The first day Clarabelle attended poetry lessons at the Very Special Arts (VSA) Singapore in Bedok more than a year ago, she had to be carried into the classroom by her father.
The 10-year-old was unable to walk for more than a few metres without assistance as she suffers from hypotonia, a condition which causes her to have low muscle tone and weakened muscles.
Formerly shy and withdrawn due to her disability, her teachers at VSA encouraged her to open up and do things for herself, such as walking to the table to get an eraser.
Clarabelle was one of around 30 beneficiaries who met President Halimah Yacob yesterday, when she visited the social service agency. Her visit was part of the President's Challenge outreach efforts to help vulnerable groups in Singapore battle against the coronavirus outbreak.
Ms Magali Finet, programmes manager at VSA Singapore, said Clarabelle was extremely shy and quiet, but a gifted poet. "We challenged her. We didn't pity her and say, 'Oh, poor thing. She cannot walk or do things'. We challenged her to try things," she added.
A year on, Clarabelle is now able to walk for longer distances independently and looks more confident, said Ms Finet.

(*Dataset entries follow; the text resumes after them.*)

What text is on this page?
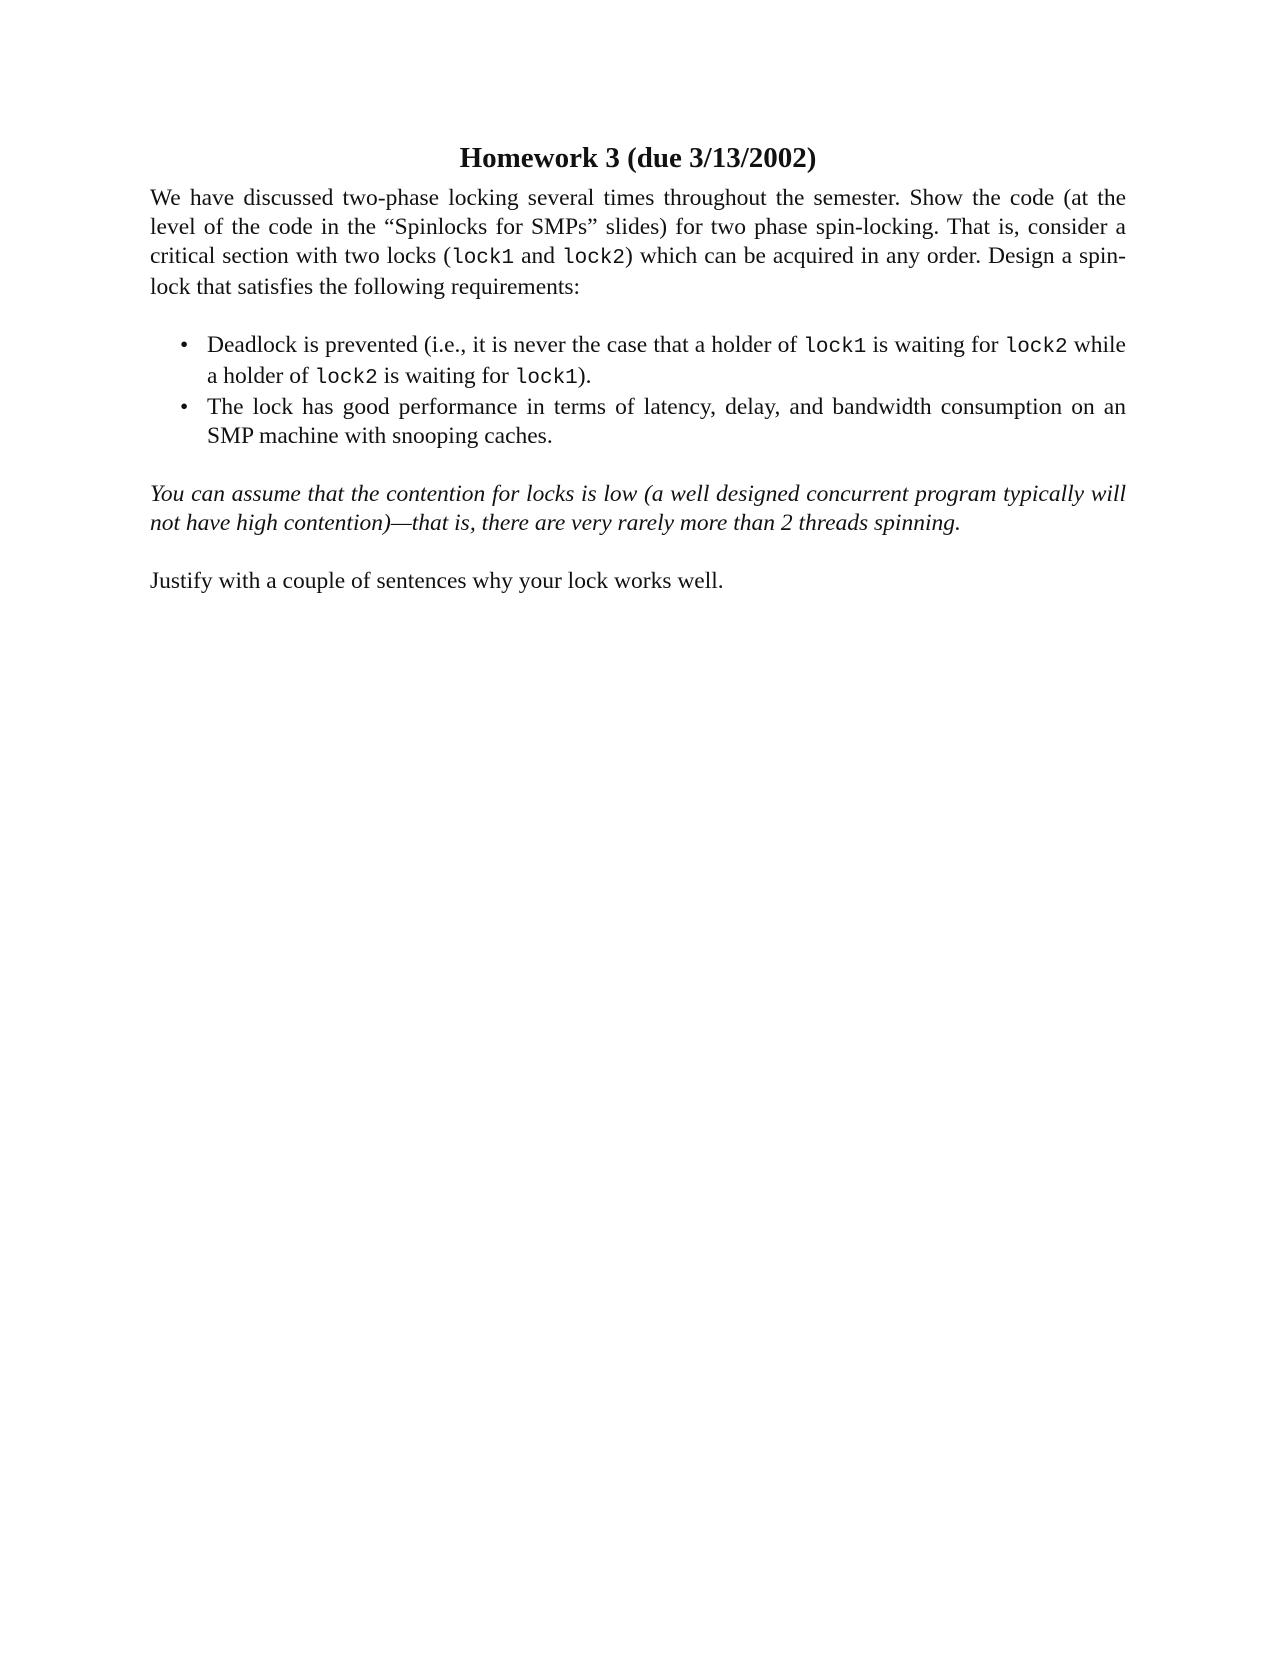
Homework 3 (due 3/13/2002)

We have discussed two-phase locking several times throughout the semester. Show the code (at the level of the code in the “Spinlocks for SMPs” slides) for two phase spin-locking. That is, consider a critical section with two locks (lock1 and lock2) which can be acquired in any order. Design a spin-lock that satisfies the following requirements:

• Deadlock is prevented (i.e., it is never the case that a holder of lock1 is waiting for lock2 while a holder of lock2 is waiting for lock1).
• The lock has good performance in terms of latency, delay, and bandwidth consumption on an SMP machine with snooping caches.

You can assume that the contention for locks is low (a well designed concurrent program typically will not have high contention)—that is, there are very rarely more than 2 threads spinning.

Justify with a couple of sentences why your lock works well.
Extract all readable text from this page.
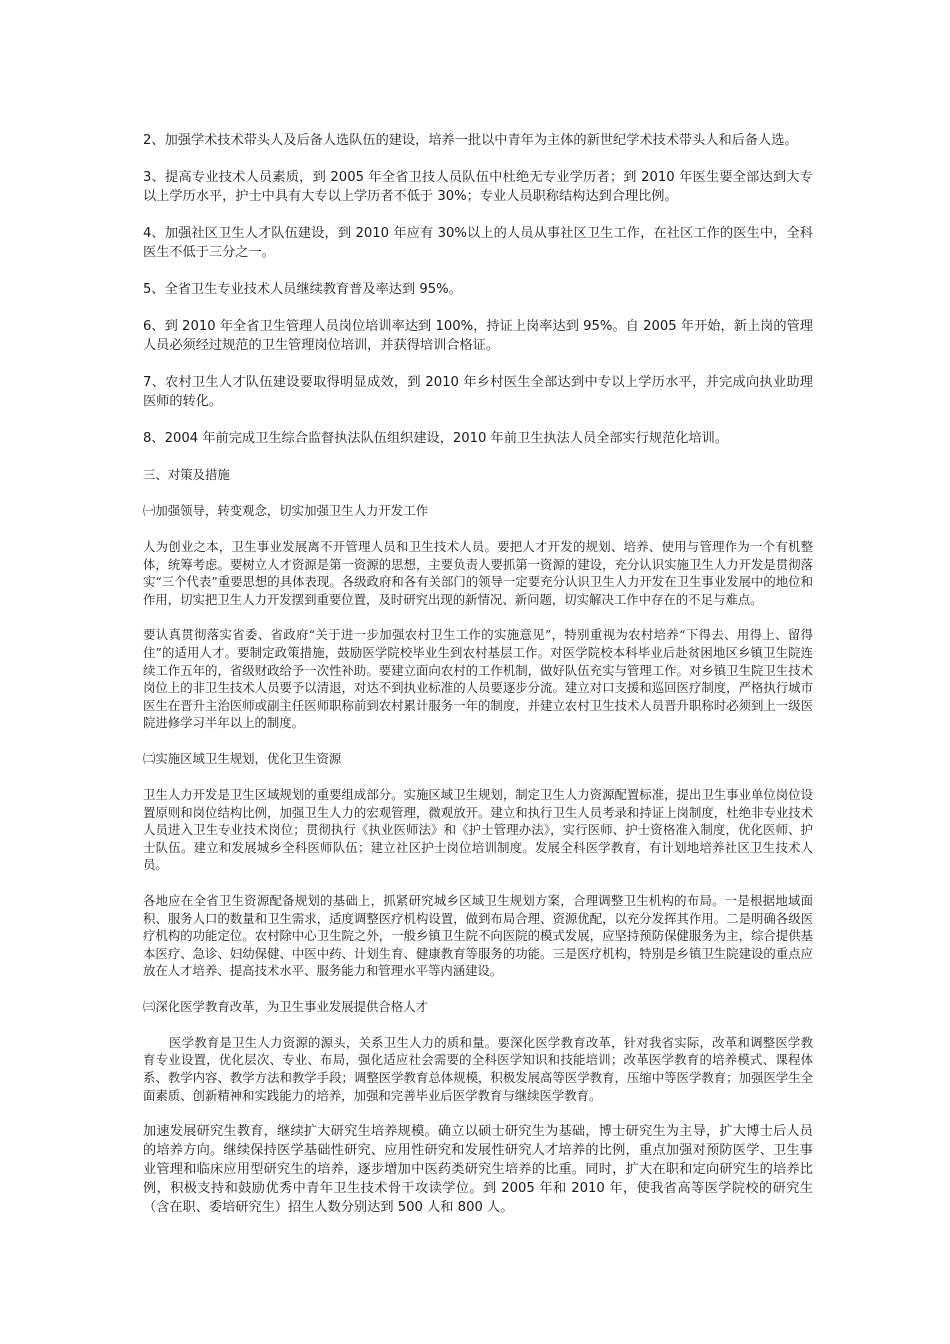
2、加强学术技术带头人及后备人选队伍的建设，培养一批以中青年为主体的新世纪学术技术带头人和后备人选。

3、提高专业技术人员素质，到 2005 年全省卫技人员队伍中杜绝无专业学历者；到 2010 年医生要全部达到大专以上学历水平，护士中具有大专以上学历者不低于 30%；专业人员职称结构达到合理比例。

4、加强社区卫生人才队伍建设，到 2010 年应有 30%以上的人员从事社区卫生工作，在社区工作的医生中，全科医生不低于三分之一。

5、全省卫生专业技术人员继续教育普及率达到 95%。

6、到 2010 年全省卫生管理人员岗位培训率达到 100%，持证上岗率达到 95%。自 2005 年开始，新上岗的管理人员必须经过规范的卫生管理岗位培训，并获得培训合格证。

7、农村卫生人才队伍建设要取得明显成效，到 2010 年乡村医生全部达到中专以上学历水平，并完成向执业助理医师的转化。

8、2004 年前完成卫生综合监督执法队伍组织建设，2010 年前卫生执法人员全部实行规范化培训。

三、对策及措施

㈠加强领导，转变观念，切实加强卫生人力开发工作

人为创业之本，卫生事业发展离不开管理人员和卫生技术人员。要把人才开发的规划、培养、使用与管理作为一个有机整体，统筹考虑。要树立人才资源是第一资源的思想，主要负责人要抓第一资源的建设，充分认识实施卫生人力开发是贯彻落实“三个代表”重要思想的具体表现。各级政府和各有关部门的领导一定要充分认识卫生人力开发在卫生事业发展中的地位和作用，切实把卫生人力开发摆到重要位置，及时研究出现的新情况、新问题，切实解决工作中存在的不足与难点。

要认真贯彻落实省委、省政府“关于进一步加强农村卫生工作的实施意见”，特别重视为农村培养“下得去、用得上、留得住”的适用人才。要制定政策措施，鼓励医学院校毕业生到农村基层工作。对医学院校本科毕业后赴贫困地区乡镇卫生院连续工作五年的，省级财政给予一次性补助。要建立面向农村的工作机制，做好队伍充实与管理工作。对乡镇卫生院卫生技术岗位上的非卫生技术人员要予以清退，对达不到执业标准的人员要逐步分流。建立对口支援和巡回医疗制度，严格执行城市医生在晋升主治医师或副主任医师职称前到农村累计服务一年的制度，并建立农村卫生技术人员晋升职称时必须到上一级医院进修学习半年以上的制度。

㈡实施区域卫生规划，优化卫生资源

卫生人力开发是卫生区域规划的重要组成部分。实施区域卫生规划，制定卫生人力资源配置标准，提出卫生事业单位岗位设置原则和岗位结构比例，加强卫生人力的宏观管理，微观放开。建立和执行卫生人员考录和持证上岗制度，杜绝非专业技术人员进入卫生专业技术岗位；贯彻执行《执业医师法》和《护士管理办法》，实行医师、护士资格准入制度，优化医师、护士队伍。建立和发展城乡全科医师队伍；建立社区护士岗位培训制度。发展全科医学教育，有计划地培养社区卫生技术人员。

各地应在全省卫生资源配备规划的基础上，抓紧研究城乡区域卫生规划方案，合理调整卫生机构的布局。一是根据地域面积、服务人口的数量和卫生需求，适度调整医疗机构设置，做到布局合理、资源优配，以充分发挥其作用。二是明确各级医疗机构的功能定位。农村除中心卫生院之外，一般乡镇卫生院不向医院的模式发展，应坚持预防保健服务为主，综合提供基本医疗、急诊、妇幼保健、中医中药、计划生育、健康教育等服务的功能。三是医疗机构，特别是乡镇卫生院建设的重点应放在人才培养、提高技术水平、服务能力和管理水平等内涵建设。

㈢深化医学教育改革，为卫生事业发展提供合格人才

医学教育是卫生人力资源的源头，关系卫生人力的质和量。要深化医学教育改革，针对我省实际，改革和调整医学教育专业设置，优化层次、专业、布局，强化适应社会需要的全科医学知识和技能培训；改革医学教育的培养模式、课程体系、教学内容、教学方法和教学手段；调整医学教育总体规模，积极发展高等医学教育，压缩中等医学教育；加强医学生全面素质、创新精神和实践能力的培养，加强和完善毕业后医学教育与继续医学教育。

加速发展研究生教育，继续扩大研究生培养规模。确立以硕士研究生为基础，博士研究生为主导，扩大博士后人员的培养方向。继续保持医学基础性研究、应用性研究和发展性研究人才培养的比例，重点加强对预防医学、卫生事业管理和临床应用型研究生的培养，逐步增加中医药类研究生培养的比重。同时，扩大在职和定向研究生的培养比例，积极支持和鼓励优秀中青年卫生技术骨干攻读学位。到 2005 年和 2010 年，使我省高等医学院校的研究生（含在职、委培研究生）招生人数分别达到 500 人和 800 人。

The organisation provides classes in artistic disciplines - including painting, drawing, wire sculpting and 3D pen sculpting - for individuals diagnosed with conditions such as autism, Down syndrome, dwarfism and cerebral palsy.
About 250 students, ranging in age from six to 70, are enrolled in its weekly visual arts classes.
Yesterday, Madam Halimah handed out care packages - each consisting of a hand sanitiser, wet wipes and a disinfectant spray - to around 30 beneficiaries at the VSA.
She also gave out vitamins and masks to the centre for redistribution to its students and reminded them to practise good personal hygiene to safeguard against the virus.